The Sacred Heart Church is a religious building that is affiliated with the Catholic Church and is located in the town of Jamestown on the island of Saint Helena, part of the British overseas territory of Saint Helena, Ascension and Tristan da Cunha in the southern Atlantic Ocean.

This is one of 3 operating Catholic churches in that territory, the others being those located in Cat Hill, near Wideawake Airfield in Ascension Island (Church of Our Lady of the Ascension), and in Edinburgh of the Seven Seas on the island of Tristan da Cunha (St.

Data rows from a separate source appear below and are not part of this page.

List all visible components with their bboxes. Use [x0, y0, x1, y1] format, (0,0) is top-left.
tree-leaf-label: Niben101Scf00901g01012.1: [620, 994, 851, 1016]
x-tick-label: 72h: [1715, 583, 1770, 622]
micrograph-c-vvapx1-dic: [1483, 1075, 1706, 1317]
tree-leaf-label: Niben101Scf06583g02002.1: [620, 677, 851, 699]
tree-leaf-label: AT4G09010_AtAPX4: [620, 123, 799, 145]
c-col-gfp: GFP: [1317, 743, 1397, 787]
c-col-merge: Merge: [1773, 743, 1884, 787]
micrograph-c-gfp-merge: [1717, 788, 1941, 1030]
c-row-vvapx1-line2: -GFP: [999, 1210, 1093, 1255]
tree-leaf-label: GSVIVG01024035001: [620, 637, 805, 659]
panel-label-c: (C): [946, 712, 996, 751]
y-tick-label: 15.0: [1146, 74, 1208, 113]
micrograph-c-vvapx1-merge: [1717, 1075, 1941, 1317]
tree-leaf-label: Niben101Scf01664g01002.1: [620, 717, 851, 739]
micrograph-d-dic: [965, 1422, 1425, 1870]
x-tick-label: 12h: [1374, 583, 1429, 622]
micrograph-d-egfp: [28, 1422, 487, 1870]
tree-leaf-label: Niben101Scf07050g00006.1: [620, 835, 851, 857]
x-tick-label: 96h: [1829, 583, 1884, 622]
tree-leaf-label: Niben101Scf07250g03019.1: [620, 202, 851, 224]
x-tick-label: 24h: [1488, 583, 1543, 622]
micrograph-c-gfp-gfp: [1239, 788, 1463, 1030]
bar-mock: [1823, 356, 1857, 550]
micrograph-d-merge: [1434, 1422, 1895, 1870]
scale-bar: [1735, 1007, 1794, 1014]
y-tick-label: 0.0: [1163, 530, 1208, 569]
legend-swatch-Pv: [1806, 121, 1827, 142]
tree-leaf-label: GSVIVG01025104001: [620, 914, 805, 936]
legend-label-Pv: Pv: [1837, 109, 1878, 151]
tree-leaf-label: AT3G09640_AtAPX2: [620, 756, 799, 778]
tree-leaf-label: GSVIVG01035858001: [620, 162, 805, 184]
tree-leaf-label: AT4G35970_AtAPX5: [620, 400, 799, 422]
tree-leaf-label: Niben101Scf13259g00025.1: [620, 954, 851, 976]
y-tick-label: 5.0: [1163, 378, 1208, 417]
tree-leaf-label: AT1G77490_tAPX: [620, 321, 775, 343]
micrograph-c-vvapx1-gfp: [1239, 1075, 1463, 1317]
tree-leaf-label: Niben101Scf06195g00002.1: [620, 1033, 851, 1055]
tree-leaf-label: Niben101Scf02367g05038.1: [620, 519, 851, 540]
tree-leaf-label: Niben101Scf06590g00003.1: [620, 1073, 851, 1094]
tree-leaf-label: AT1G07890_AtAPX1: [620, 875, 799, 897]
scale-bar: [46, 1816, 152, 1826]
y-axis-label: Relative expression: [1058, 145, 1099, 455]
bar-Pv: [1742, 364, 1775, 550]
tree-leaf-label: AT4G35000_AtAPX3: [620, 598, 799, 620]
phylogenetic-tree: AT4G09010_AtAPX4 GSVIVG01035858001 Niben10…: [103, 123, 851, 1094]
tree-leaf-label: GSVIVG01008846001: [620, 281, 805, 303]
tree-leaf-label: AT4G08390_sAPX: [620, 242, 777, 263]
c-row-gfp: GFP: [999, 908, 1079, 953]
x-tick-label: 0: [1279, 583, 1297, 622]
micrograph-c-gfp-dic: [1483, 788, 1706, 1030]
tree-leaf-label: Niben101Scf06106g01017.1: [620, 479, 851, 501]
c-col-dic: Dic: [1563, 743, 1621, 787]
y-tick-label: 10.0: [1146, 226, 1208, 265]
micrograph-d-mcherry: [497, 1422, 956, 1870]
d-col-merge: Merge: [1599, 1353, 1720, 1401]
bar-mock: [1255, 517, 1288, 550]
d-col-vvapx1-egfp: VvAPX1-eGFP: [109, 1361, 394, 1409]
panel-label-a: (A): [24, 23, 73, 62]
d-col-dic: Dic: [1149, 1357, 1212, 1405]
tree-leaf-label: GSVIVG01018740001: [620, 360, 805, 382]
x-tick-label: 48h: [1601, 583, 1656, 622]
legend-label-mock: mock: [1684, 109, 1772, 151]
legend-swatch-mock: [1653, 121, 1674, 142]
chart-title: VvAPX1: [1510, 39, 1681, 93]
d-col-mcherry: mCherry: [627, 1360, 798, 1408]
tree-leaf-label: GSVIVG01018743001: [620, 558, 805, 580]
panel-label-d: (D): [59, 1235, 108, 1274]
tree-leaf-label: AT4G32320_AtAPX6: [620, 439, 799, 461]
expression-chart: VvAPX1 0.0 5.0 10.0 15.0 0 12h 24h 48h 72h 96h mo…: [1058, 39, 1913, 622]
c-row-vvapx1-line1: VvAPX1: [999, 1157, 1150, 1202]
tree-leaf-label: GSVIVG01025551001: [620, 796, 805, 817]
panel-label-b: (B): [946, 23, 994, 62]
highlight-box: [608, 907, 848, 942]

Joseph Church).

The first Catholic priests came to Saint Helena with Napoleon Bonaparte in 1819. Father Antonio Bounavita and Father Ange Vignali arrived on St. Helena. Bounavita left the island in March 1821, leaving Vignali to administer Extreme Unction to Napoleon on 5 May 1821 and conduct his burial service on 9 May. There were only sporadic visits from priests for the next thirty years. A permanent church was built in 1852, and the first resident priest arrived under the jurisdiction of Apostolic Vicariate of Cape of Good Hope, Western District. The congregation is part of the constituency of the Mission sui juris of Saint Helena, Ascension and Tristan da Cunha (Missio sui iuris Sanctae Helenae, Ascensionis et Tristanensis), which was created in 1986 under the pontificate of Pope John Paul II.